Dr. Kenneth Warrington, a rheumatologist at the Mayo Clinic in Rochester, Minnesota, said the importance of providing a name to a disease cannot be overemphasized. "It is tremendously encouraging and wonderful to see that we can start to reach an understanding of these rare, serious and difficult-to-treat illnesses."

Warrington, who was not involved in the new study, said he and his colleagues often have no way of diagnosing specific inflammatory conditions and must often rely on basic clinical features, such as inflammatory rashes on the skin.

Now that scientists have found a marker for this particular syndrome, it "absolutely advances the field," he said.

Other outside experts agreed. "We don't always have a diagnosis, so we say, 'Well, let's throw the kitchen sink at the patient,'" said Dr. Natalie Azar, an assistant clinical professor of medicine and rheumatology at NYU Langone and a medical contributor for NBC News. "This opens up a whole world of potential therapeutics down the line."

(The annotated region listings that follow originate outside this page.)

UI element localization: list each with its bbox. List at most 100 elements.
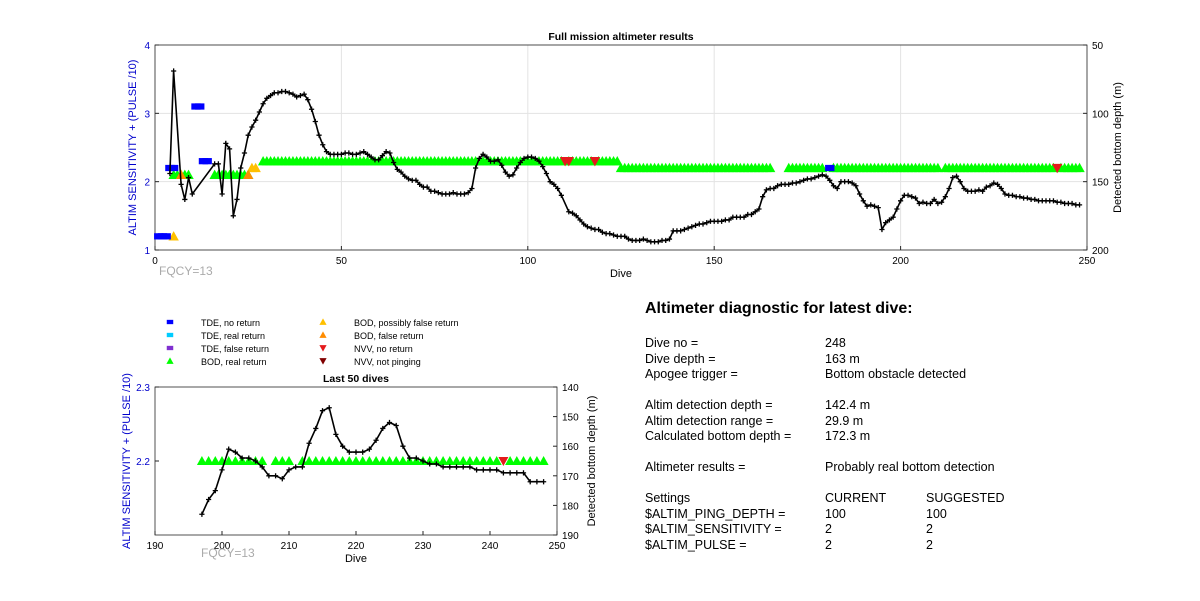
bottom-depth-point [282,88,289,95]
bottom-depth-point [473,165,479,171]
bottom-depth-point [830,183,837,189]
bottom-depth-point [584,224,591,230]
bottom-depth-point [961,185,967,192]
diagnostic-label: Apogee trigger = [645,367,738,381]
bottom-depth-point [741,214,747,220]
diagnostic-spacer [645,383,1185,399]
bottom-depth-point [980,188,986,194]
bottom-depth-point [474,467,480,473]
x-tick-label: 210 [281,541,298,552]
bod-real-return-marker [471,456,482,465]
bod-real-return-marker [491,456,502,465]
bottom-depth-point [520,470,527,476]
nvv-no-return-marker [563,157,575,167]
bottom-depth-point [319,408,326,414]
bod-real-return-marker [183,169,194,179]
bod-real-return-marker [377,456,388,465]
bod-real-return-marker [330,456,341,465]
bottom-depth-point [500,470,506,476]
diagnostic-row: Calculated bottom depth = 172.3 m [645,429,1185,445]
diagnostic-row: Dive no = 248 [645,336,1185,352]
bottom-depth-point [320,142,326,148]
bottom-depth-point [864,203,870,209]
bod-real-return-marker [612,155,623,166]
bottom-depth-point [413,455,419,461]
legend-marker [319,358,327,365]
diagnostic-suggested: 100 [926,506,947,521]
diagnostic-suggested: 2 [926,522,933,536]
x-tick-label: 100 [519,256,536,267]
bottom-depth-point [407,455,413,461]
bottom-depth-point [726,217,732,223]
bottom-depth-point [909,194,915,200]
bottom-depth-point [1009,192,1016,198]
bottom-depth-point [387,150,393,156]
legend-marker [319,318,327,325]
bottom-depth-point [521,155,527,162]
bottom-depth-point [494,467,500,473]
diagnostic-value: 163 m [825,351,860,366]
legend-marker [166,357,174,364]
bottom-depth-point [577,217,583,223]
bottom-depth-point [555,185,561,192]
bottom-depth-point [433,461,439,467]
fqcy-annotation: FQCY=13 [201,546,255,560]
bottom-depth-point [480,151,486,157]
bottom-depth-point [972,188,978,194]
bottom-depth-point [460,464,466,470]
diagnostic-label: Dive no = [645,336,699,350]
plot-frame [154,44,1088,251]
chart-title: Full mission altimeter results [548,31,693,43]
bod-real-return-marker [531,456,542,465]
bottom-depth-point [596,226,602,233]
diagnostic-spacer [645,445,1185,461]
bottom-depth-point [994,181,1001,187]
bottom-depth-point [226,146,233,152]
bottom-depth-line [169,70,1080,243]
bod-real-return-marker [337,456,348,465]
bottom-depth-point [939,199,945,205]
bod-real-return-marker [304,456,315,465]
bottom-depth-point [987,183,993,189]
diagnostic-group-result: Altimeter results = Probably real bottom … [645,460,1185,476]
bottom-depth-point [495,157,501,163]
bottom-depth-point [942,194,948,200]
bottom-depth-point [440,464,446,470]
diagnostic-value: 172.3 m [825,429,871,443]
tde-no-return-marker [825,164,835,172]
bottom-depth-point [435,190,441,196]
bod-false-return-marker [243,169,254,179]
bottom-depth-point [171,68,177,74]
bottom-depth-point [215,161,221,167]
bottom-depth-point [353,151,359,157]
bottom-depth-point [756,206,762,212]
bottom-depth-point [380,425,386,432]
bottom-depth-point [394,166,400,172]
bod-real-return-marker [431,456,442,465]
bottom-depth-point [290,91,296,97]
bottom-depth-point [366,446,372,452]
diagnostic-row: Apogee trigger = Bottom obstacle detected [645,367,1185,383]
bottom-depth-point [361,149,367,155]
y-tick-label-right: 200 [1092,246,1109,257]
bottom-depth-line [201,406,544,515]
bottom-depth-point [540,164,546,170]
bottom-depth-point [484,154,490,160]
legend-marker [319,345,327,352]
bottom-depth-point [507,470,513,476]
y-axis-label-right: Detected bottom depth (m) [1112,82,1124,213]
bod-real-return-marker [397,456,408,465]
bottom-depth-point [402,173,408,179]
bottom-depth-point [543,170,550,177]
bottom-depth-point [427,461,433,467]
bottom-depth-point [1002,191,1008,197]
diagnostic-row: $ALTIM_SENSITIVITY = 2 2 [645,522,1185,538]
diagnostic-title: Altimeter diagnostic for latest dive: [645,300,913,317]
legend-marker [166,332,174,338]
bottom-depth-point [760,194,766,200]
diagnostic-current: 2 [825,522,832,536]
diagnostic-label: $ALTIM_PING_DEPTH = [645,506,786,521]
bottom-depth-point [420,458,426,464]
last-50-dives-chart: 190 200 210 220 230 240 250 2.2 2.3 140 150 160 170 1… [121,373,598,565]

Future treatments for VEXAS syndrome could include bone marrow transplants or, potentially, gene-editing therapy.

"Science touches lives," said Dr. S. Louis Bridges, physician-in-chief and chair of the department of medicine at the Hospital for Special Surgery in New York City. Bridges was not involved with the new research.

"This is one of those things where, if we didn't have this extremely highly specialized group of people in genetic defects, we never would have found it," Bridges said.